Eighth Graders March in Honor of a Peer

Jack Russell Smith

Jack Russell Smith

As eighth grade students at the University School of Milwaukee in Wisconsin begin their Vietnam War unit, their American history teacher, Chuck Taft, displays the photo of Jack Russell Smith. He asks if his class if there is anything familiar about this young man.

Inevitably, a student notices that Smith is wearing the same tie that the boys in this class will don in just a few weeks at their graduation ceremony. He has such a young face; the students’ jaws drop when they hear that the photo is a senior picture. It was taken before he went to fight in April of 1970.

“I learned about Vietnam the wrong way: through Hollywood,” Taft said. “I want to make sure the story is told the right way. And I think the best way to teach is through a personal connection.”

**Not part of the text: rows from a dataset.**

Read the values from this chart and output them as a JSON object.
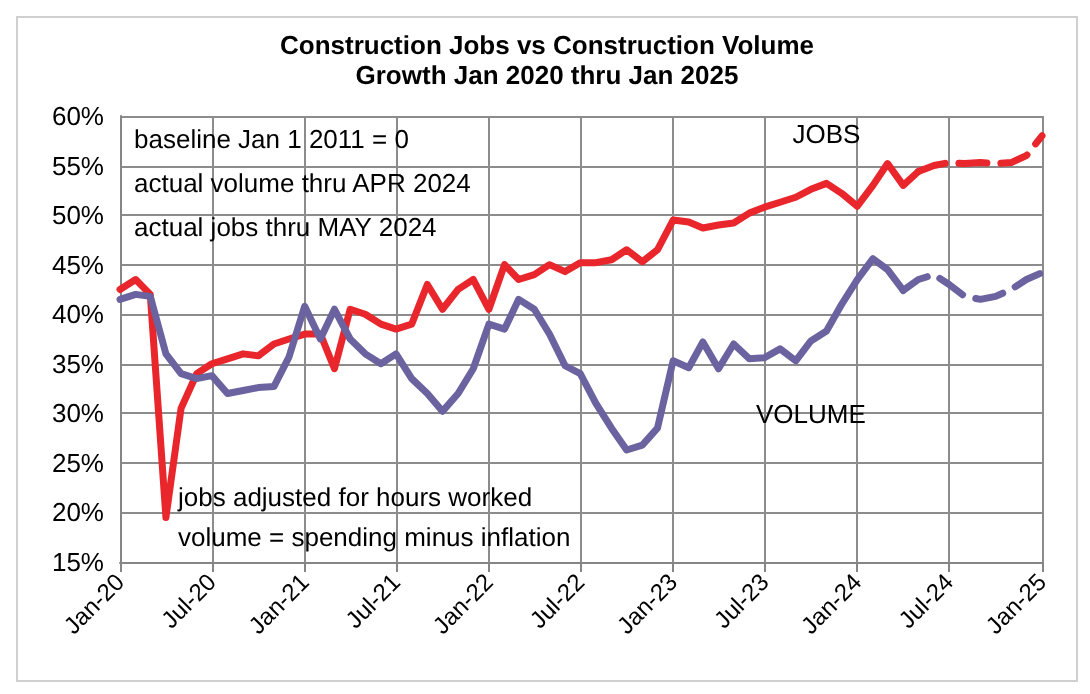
{
  "chart_data": {
    "type": "line",
    "title": "Construction Jobs vs Construction Volume",
    "subtitle": "Growth Jan 2020 thru Jan 2025",
    "x": [
      "2020-01",
      "2020-02",
      "2020-03",
      "2020-04",
      "2020-05",
      "2020-06",
      "2020-07",
      "2020-08",
      "2020-09",
      "2020-10",
      "2020-11",
      "2020-12",
      "2021-01",
      "2021-02",
      "2021-03",
      "2021-04",
      "2021-05",
      "2021-06",
      "2021-07",
      "2021-08",
      "2021-09",
      "2021-10",
      "2021-11",
      "2021-12",
      "2022-01",
      "2022-02",
      "2022-03",
      "2022-04",
      "2022-05",
      "2022-06",
      "2022-07",
      "2022-08",
      "2022-09",
      "2022-10",
      "2022-11",
      "2022-12",
      "2023-01",
      "2023-02",
      "2023-03",
      "2023-04",
      "2023-05",
      "2023-06",
      "2023-07",
      "2023-08",
      "2023-09",
      "2023-10",
      "2023-11",
      "2023-12",
      "2024-01",
      "2024-02",
      "2024-03",
      "2024-04",
      "2024-05",
      "2024-06",
      "2024-07",
      "2024-08",
      "2024-09",
      "2024-10",
      "2024-11",
      "2024-12",
      "2025-01"
    ],
    "series": [
      {
        "name": "JOBS",
        "color": "#e8262b",
        "line_style": "solid",
        "values": [
          42.5,
          43.5,
          42,
          19.5,
          30.5,
          34,
          35,
          35.5,
          36,
          35.8,
          37,
          37.5,
          38,
          38,
          34.5,
          40.5,
          40,
          39,
          38.5,
          39,
          43,
          40.5,
          42.5,
          43.5,
          40.5,
          45,
          43.5,
          44,
          45,
          44.3,
          45.2,
          45.2,
          45.5,
          46.5,
          45.3,
          46.5,
          49.5,
          49.3,
          48.7,
          49,
          49.2,
          50.2,
          50.8,
          51.3,
          51.8,
          52.6,
          53.2,
          52.2,
          50.9,
          53,
          55.2,
          53,
          54.4,
          null,
          null,
          null,
          null,
          null,
          null,
          null,
          null
        ]
      },
      {
        "color": "#e8262b",
        "line_style": "dashed",
        "values": [
          null,
          null,
          null,
          null,
          null,
          null,
          null,
          null,
          null,
          null,
          null,
          null,
          null,
          null,
          null,
          null,
          null,
          null,
          null,
          null,
          null,
          null,
          null,
          null,
          null,
          null,
          null,
          null,
          null,
          null,
          null,
          null,
          null,
          null,
          null,
          null,
          null,
          null,
          null,
          null,
          null,
          null,
          null,
          null,
          null,
          null,
          null,
          null,
          null,
          null,
          null,
          null,
          54.4,
          55,
          55.3,
          55.2,
          55.3,
          55.2,
          55.3,
          56,
          58
        ]
      },
      {
        "name": "VOLUME",
        "color": "#6b62a0",
        "line_style": "solid",
        "values": [
          41.5,
          42,
          41.8,
          36,
          34,
          33.5,
          33.8,
          32,
          32.3,
          32.6,
          32.7,
          35.7,
          40.8,
          37.5,
          40.5,
          37.5,
          36,
          35,
          36,
          33.5,
          32,
          30.2,
          32,
          34.5,
          39,
          38.5,
          41.5,
          40.5,
          38,
          34.8,
          34,
          31,
          28.5,
          26.3,
          26.8,
          28.5,
          35.3,
          34.6,
          37.2,
          34.5,
          37,
          35.5,
          35.6,
          36.5,
          35.3,
          37.3,
          38.3,
          41,
          43.5,
          45.6,
          44.5,
          42.4,
          null,
          null,
          null,
          null,
          null,
          null,
          null,
          null,
          null
        ]
      },
      {
        "color": "#6b62a0",
        "line_style": "dashed",
        "values": [
          null,
          null,
          null,
          null,
          null,
          null,
          null,
          null,
          null,
          null,
          null,
          null,
          null,
          null,
          null,
          null,
          null,
          null,
          null,
          null,
          null,
          null,
          null,
          null,
          null,
          null,
          null,
          null,
          null,
          null,
          null,
          null,
          null,
          null,
          null,
          null,
          null,
          null,
          null,
          null,
          null,
          null,
          null,
          null,
          null,
          null,
          null,
          null,
          null,
          null,
          null,
          42.4,
          43.5,
          44,
          43,
          41.8,
          41.5,
          41.8,
          42.5,
          43.5,
          44.2
        ]
      }
    ],
    "xlim": [
      "2020-01",
      "2025-01"
    ],
    "xticks": [
      {
        "value": "2020-01",
        "label": "Jan-20"
      },
      {
        "value": "2020-07",
        "label": "Jul-20"
      },
      {
        "value": "2021-01",
        "label": "Jan-21"
      },
      {
        "value": "2021-07",
        "label": "Jul-21"
      },
      {
        "value": "2022-01",
        "label": "Jan-22"
      },
      {
        "value": "2022-07",
        "label": "Jul-22"
      },
      {
        "value": "2023-01",
        "label": "Jan-23"
      },
      {
        "value": "2023-07",
        "label": "Jul-23"
      },
      {
        "value": "2024-01",
        "label": "Jan-24"
      },
      {
        "value": "2024-07",
        "label": "Jul-24"
      },
      {
        "value": "2025-01",
        "label": "Jan-25"
      }
    ],
    "ylim": [
      15,
      60
    ],
    "yticks": [
      {
        "value": 15,
        "label": "15%"
      },
      {
        "value": 20,
        "label": "20%"
      },
      {
        "value": 25,
        "label": "25%"
      },
      {
        "value": 30,
        "label": "30%"
      },
      {
        "value": 35,
        "label": "35%"
      },
      {
        "value": 40,
        "label": "40%"
      },
      {
        "value": 45,
        "label": "45%"
      },
      {
        "value": 50,
        "label": "50%"
      },
      {
        "value": 55,
        "label": "55%"
      },
      {
        "value": 60,
        "label": "60%"
      }
    ],
    "grid": true,
    "marker": "none",
    "legend": false,
    "annotations": [
      "baseline Jan 1 2011 = 0",
      "actual volume thru APR 2024",
      "actual jobs thru MAY 2024",
      "jobs adjusted for hours worked",
      "volume = spending minus inflation"
    ]
  }
}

Taft joined VVMF’s Teach Vietnam Teachers Network in 2003. He has been taking students on annual trips to Washington, D.C. since 2008.

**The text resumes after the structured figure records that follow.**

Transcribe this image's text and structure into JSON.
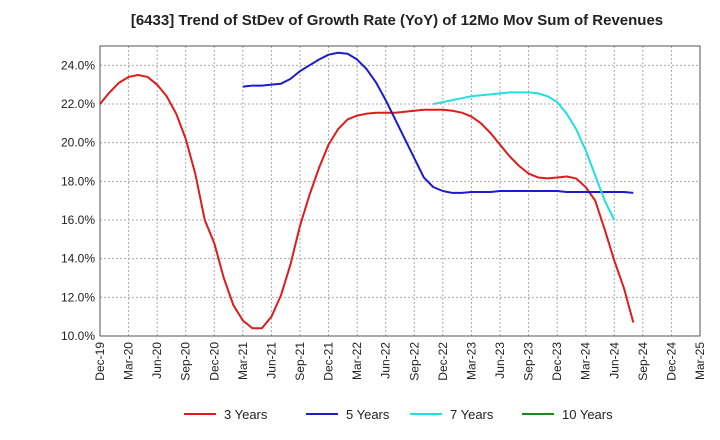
{
  "chart_data": {
    "type": "line",
    "title": "[6433]  Trend of StDev of Growth Rate (YoY) of 12Mo Mov Sum of Revenues",
    "xlabel": "",
    "ylabel": "",
    "ylim": [
      10,
      25
    ],
    "grid": true,
    "legend_position": "bottom",
    "y_ticks": [
      {
        "value": 10,
        "label": "10.0%"
      },
      {
        "value": 12,
        "label": "12.0%"
      },
      {
        "value": 14,
        "label": "14.0%"
      },
      {
        "value": 16,
        "label": "16.0%"
      },
      {
        "value": 18,
        "label": "18.0%"
      },
      {
        "value": 20,
        "label": "20.0%"
      },
      {
        "value": 22,
        "label": "22.0%"
      },
      {
        "value": 24,
        "label": "24.0%"
      }
    ],
    "x_ticks": [
      "Dec-19",
      "Mar-20",
      "Jun-20",
      "Sep-20",
      "Dec-20",
      "Mar-21",
      "Jun-21",
      "Sep-21",
      "Dec-21",
      "Mar-22",
      "Jun-22",
      "Sep-22",
      "Dec-22",
      "Mar-23",
      "Jun-23",
      "Sep-23",
      "Dec-23",
      "Mar-24",
      "Jun-24",
      "Sep-24",
      "Dec-24",
      "Mar-25"
    ],
    "series": [
      {
        "name": "3 Years",
        "color": "#dd1c1c",
        "points": [
          [
            0,
            22.0
          ],
          [
            1,
            22.6
          ],
          [
            2,
            23.1
          ],
          [
            3,
            23.4
          ],
          [
            4,
            23.5
          ],
          [
            5,
            23.4
          ],
          [
            6,
            23.0
          ],
          [
            7,
            22.4
          ],
          [
            8,
            21.5
          ],
          [
            9,
            20.2
          ],
          [
            10,
            18.4
          ],
          [
            11,
            16.0
          ],
          [
            12,
            14.8
          ],
          [
            13,
            13.0
          ],
          [
            14,
            11.6
          ],
          [
            15,
            10.8
          ],
          [
            16,
            10.4
          ],
          [
            17,
            10.4
          ],
          [
            18,
            11.0
          ],
          [
            19,
            12.1
          ],
          [
            20,
            13.7
          ],
          [
            21,
            15.7
          ],
          [
            22,
            17.3
          ],
          [
            23,
            18.7
          ],
          [
            24,
            19.9
          ],
          [
            25,
            20.7
          ],
          [
            26,
            21.2
          ],
          [
            27,
            21.4
          ],
          [
            28,
            21.5
          ],
          [
            29,
            21.55
          ],
          [
            30,
            21.55
          ],
          [
            31,
            21.55
          ],
          [
            32,
            21.6
          ],
          [
            33,
            21.65
          ],
          [
            34,
            21.7
          ],
          [
            35,
            21.7
          ],
          [
            36,
            21.7
          ],
          [
            37,
            21.65
          ],
          [
            38,
            21.55
          ],
          [
            39,
            21.35
          ],
          [
            40,
            21.0
          ],
          [
            41,
            20.5
          ],
          [
            42,
            19.9
          ],
          [
            43,
            19.3
          ],
          [
            44,
            18.8
          ],
          [
            45,
            18.4
          ],
          [
            46,
            18.2
          ],
          [
            47,
            18.15
          ],
          [
            48,
            18.2
          ],
          [
            49,
            18.25
          ],
          [
            50,
            18.15
          ],
          [
            51,
            17.7
          ],
          [
            52,
            17.0
          ],
          [
            53,
            15.5
          ],
          [
            54,
            13.9
          ],
          [
            55,
            12.5
          ],
          [
            56,
            10.7
          ]
        ]
      },
      {
        "name": "5 Years",
        "color": "#1c1ccc",
        "points": [
          [
            15,
            22.9
          ],
          [
            16,
            22.95
          ],
          [
            17,
            22.95
          ],
          [
            18,
            23.0
          ],
          [
            19,
            23.05
          ],
          [
            20,
            23.3
          ],
          [
            21,
            23.7
          ],
          [
            22,
            24.0
          ],
          [
            23,
            24.3
          ],
          [
            24,
            24.55
          ],
          [
            25,
            24.65
          ],
          [
            26,
            24.6
          ],
          [
            27,
            24.3
          ],
          [
            28,
            23.8
          ],
          [
            29,
            23.1
          ],
          [
            30,
            22.2
          ],
          [
            31,
            21.2
          ],
          [
            32,
            20.2
          ],
          [
            33,
            19.2
          ],
          [
            34,
            18.2
          ],
          [
            35,
            17.7
          ],
          [
            36,
            17.5
          ],
          [
            37,
            17.4
          ],
          [
            38,
            17.4
          ],
          [
            39,
            17.45
          ],
          [
            40,
            17.45
          ],
          [
            41,
            17.45
          ],
          [
            42,
            17.5
          ],
          [
            43,
            17.5
          ],
          [
            44,
            17.5
          ],
          [
            45,
            17.5
          ],
          [
            46,
            17.5
          ],
          [
            47,
            17.5
          ],
          [
            48,
            17.5
          ],
          [
            49,
            17.45
          ],
          [
            50,
            17.45
          ],
          [
            51,
            17.45
          ],
          [
            52,
            17.45
          ],
          [
            53,
            17.45
          ],
          [
            54,
            17.45
          ],
          [
            55,
            17.45
          ],
          [
            56,
            17.4
          ]
        ]
      },
      {
        "name": "7 Years",
        "color": "#22e0e0",
        "points": [
          [
            35,
            22.0
          ],
          [
            36,
            22.1
          ],
          [
            37,
            22.2
          ],
          [
            38,
            22.3
          ],
          [
            39,
            22.4
          ],
          [
            40,
            22.45
          ],
          [
            41,
            22.5
          ],
          [
            42,
            22.55
          ],
          [
            43,
            22.6
          ],
          [
            44,
            22.6
          ],
          [
            45,
            22.6
          ],
          [
            46,
            22.55
          ],
          [
            47,
            22.4
          ],
          [
            48,
            22.1
          ],
          [
            49,
            21.5
          ],
          [
            50,
            20.7
          ],
          [
            51,
            19.6
          ],
          [
            52,
            18.3
          ],
          [
            53,
            17.0
          ],
          [
            54,
            16.0
          ]
        ]
      },
      {
        "name": "10 Years",
        "color": "#1a8a1a",
        "points": []
      }
    ]
  }
}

“[The Wall] is the highlight of the trip,” Taft said. “I left a University School shirt at The Wall.”

Smith was killed on May 14, 1970 as he was flying over Cambodia. This lesson of service and sacrifice inspired Taft’s 84 students to participate in a service learning experience in honor of Memorial Day. Together with members of the Milwaukee community, they walked around the USM campus 3,200 times, the equivalent of 800 miles; nearly the distance from Milwaukee to Washington, D.C. The 2013 March to the Memorials fundraiser generated over $3,700 for VVMF, Stars and Stripes Honor Flights and DryHootch in Milwaukee.

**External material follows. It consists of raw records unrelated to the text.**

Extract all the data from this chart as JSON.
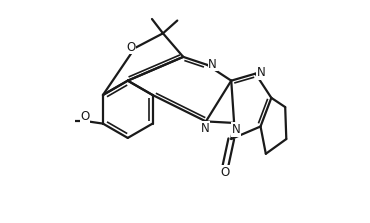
{
  "bg_color": "#ffffff",
  "line_color": "#1a1a1a",
  "line_width": 1.6,
  "figsize": [
    3.7,
    2.23
  ],
  "dpi": 100,
  "xlim": [
    0.0,
    1.0
  ],
  "ylim": [
    0.0,
    1.0
  ]
}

“I consider it my service to make sure these guys are never forgotten,” Taft said.

It was in Smith’s name that the students of USM and Taft made a donation to the Vietnam Veterans Memorial Fund in support of building the Education Center at The Wall. There, Smith’s photo will be on display forever.

The Education Center will be a place on our National Mall where our military heroes’ stories and sacrifice will never be forgotten. With plans to begin construction in 2014, the Center is a technologically-innovative learning facility to be built on the grounds of the Vietnam Veterans and Lincoln Memorials. Visitors will better understand the profound impact that the Vietnam War and other wars had on their friends and family members, their hometowns and the nation. The Center will feature the faces and stories of the more than 58,000 men and women on The Wall, honoring those who fell in Vietnam, those who fought and returned, as well as the friends and families of all who served. The Center will also celebrate the legacy of service that links the heroes of America’s past to those still serving today.

“I cannot wait to take [the students] to the Education Center once it is finished!” Taft said. “It will benefit my students well into the future.”